Scenario B: Database Shard Outages
If a geographical database shard (e.g., the EU shard) goes down, we must prevent the entire global platform from crashing.
- Regional Isolation (Bulkheads): We isolate our microservices by region. If the EU database shard crashes, the US and APAC services continue to operate without interruption.
- Read-Only Mode: During a primary database outage, we route all queries to read-replicas, allowing travelers to continue searching and viewing listings, while only disabling new bookings.
8. Staff Engineer Perspective (Deep-Dive Callouts)
9. Candidate Verbal Script (Interview Guide)
Interviewer: "How would you design the database locking mechanism to prevent two users from booking the same property for the same dates?"
Candidate: "Double-booking is a critical business failure. We must prioritize strong consistency (CP in CAP) over latency during reservation.
To solve this, I would model the availability as discrete daily rows in our relational database (listing_inventory), sharded geographically by property location to keep transaction scopes localized. When a traveler initiates a booking, we start a transaction and lock those specific dates using a pessimistic lock:
SELECT status FROM listing_inventory
WHERE listing_id = :id AND inventory_date BETWEEN :in AND :out
FOR UPDATE;
This blocks any other transaction trying to modify or lock these exact dates for this property. If the query confirms all target dates are AVAILABLE, we update their status to PENDING_LEASE with a 10-minute expiration timestamp and release the lock.
If the lock request blocks for too long, or the dates are occupied, we abort quickly and return an HTTP 409 conflict code.

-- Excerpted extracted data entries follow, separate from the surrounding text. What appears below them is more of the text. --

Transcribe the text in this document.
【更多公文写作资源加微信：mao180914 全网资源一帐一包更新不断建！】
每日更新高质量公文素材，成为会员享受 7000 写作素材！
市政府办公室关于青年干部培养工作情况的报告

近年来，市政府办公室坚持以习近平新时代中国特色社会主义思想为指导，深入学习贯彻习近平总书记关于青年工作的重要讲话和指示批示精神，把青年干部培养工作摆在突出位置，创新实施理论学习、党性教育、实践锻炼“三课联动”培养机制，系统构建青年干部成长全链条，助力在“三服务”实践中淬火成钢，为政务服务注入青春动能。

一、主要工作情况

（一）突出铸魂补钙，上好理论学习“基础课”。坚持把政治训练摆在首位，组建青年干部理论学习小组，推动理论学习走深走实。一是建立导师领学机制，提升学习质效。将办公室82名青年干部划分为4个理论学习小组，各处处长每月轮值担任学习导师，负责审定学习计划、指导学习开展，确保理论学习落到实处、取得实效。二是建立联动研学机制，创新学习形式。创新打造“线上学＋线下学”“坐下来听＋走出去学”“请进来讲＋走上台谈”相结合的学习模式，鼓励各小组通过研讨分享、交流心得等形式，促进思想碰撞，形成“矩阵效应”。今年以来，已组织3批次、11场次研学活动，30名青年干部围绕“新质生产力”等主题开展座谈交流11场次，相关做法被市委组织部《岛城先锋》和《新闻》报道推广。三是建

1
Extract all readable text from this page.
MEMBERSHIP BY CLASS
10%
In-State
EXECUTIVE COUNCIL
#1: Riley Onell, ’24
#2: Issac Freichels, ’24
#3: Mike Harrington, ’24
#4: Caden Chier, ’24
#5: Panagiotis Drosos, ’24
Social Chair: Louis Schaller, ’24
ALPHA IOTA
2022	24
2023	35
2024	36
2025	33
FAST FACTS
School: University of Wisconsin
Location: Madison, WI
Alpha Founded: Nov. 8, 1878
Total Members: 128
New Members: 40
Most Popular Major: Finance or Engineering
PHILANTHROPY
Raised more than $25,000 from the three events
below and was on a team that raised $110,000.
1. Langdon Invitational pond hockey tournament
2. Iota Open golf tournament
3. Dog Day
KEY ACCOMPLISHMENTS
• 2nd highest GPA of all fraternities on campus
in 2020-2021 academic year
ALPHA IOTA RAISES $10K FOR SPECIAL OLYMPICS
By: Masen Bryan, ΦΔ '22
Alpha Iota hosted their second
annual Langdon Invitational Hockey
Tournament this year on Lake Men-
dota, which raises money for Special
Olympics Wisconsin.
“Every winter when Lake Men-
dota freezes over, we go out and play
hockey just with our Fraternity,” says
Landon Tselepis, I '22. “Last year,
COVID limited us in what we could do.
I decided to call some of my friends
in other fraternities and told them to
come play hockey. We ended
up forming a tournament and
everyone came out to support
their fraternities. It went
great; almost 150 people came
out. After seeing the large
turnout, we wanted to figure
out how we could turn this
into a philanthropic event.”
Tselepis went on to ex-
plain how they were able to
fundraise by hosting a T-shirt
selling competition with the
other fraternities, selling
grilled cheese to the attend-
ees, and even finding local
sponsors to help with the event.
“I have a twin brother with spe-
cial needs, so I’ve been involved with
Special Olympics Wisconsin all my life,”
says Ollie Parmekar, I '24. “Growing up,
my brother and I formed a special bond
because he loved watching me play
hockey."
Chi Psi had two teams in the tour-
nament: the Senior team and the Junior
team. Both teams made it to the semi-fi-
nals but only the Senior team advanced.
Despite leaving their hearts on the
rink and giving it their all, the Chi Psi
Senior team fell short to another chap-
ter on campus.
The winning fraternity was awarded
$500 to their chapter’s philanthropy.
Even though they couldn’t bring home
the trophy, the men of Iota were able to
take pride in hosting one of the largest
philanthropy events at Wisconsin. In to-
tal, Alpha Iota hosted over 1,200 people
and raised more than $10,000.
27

This keeps our database queue short and responsive."
Interviewer: "Doesn't pessimistic locking create a massive database bottleneck when millions of users are searching and viewing listings at the same time?"
Candidate: "No, because we separate our read queries from our transactional write queries using a CQRS architecture.
Travelers searching and browsing use a decoupled search index powered by Elasticsearch. The read path does not touch PostgreSQL at all. PostgreSQL is only queried in two instances: when a user opens a specific property listing detail page—where we run a highly-indexed point-lookup on the current live state—and when they actually click 'Book'. Since booking traffic is a fraction of a percent of search traffic (about 11.6 QPS globally on average), PostgreSQL is shielded from massive search traffic spikes, ensuring that locking contention is exceptionally low."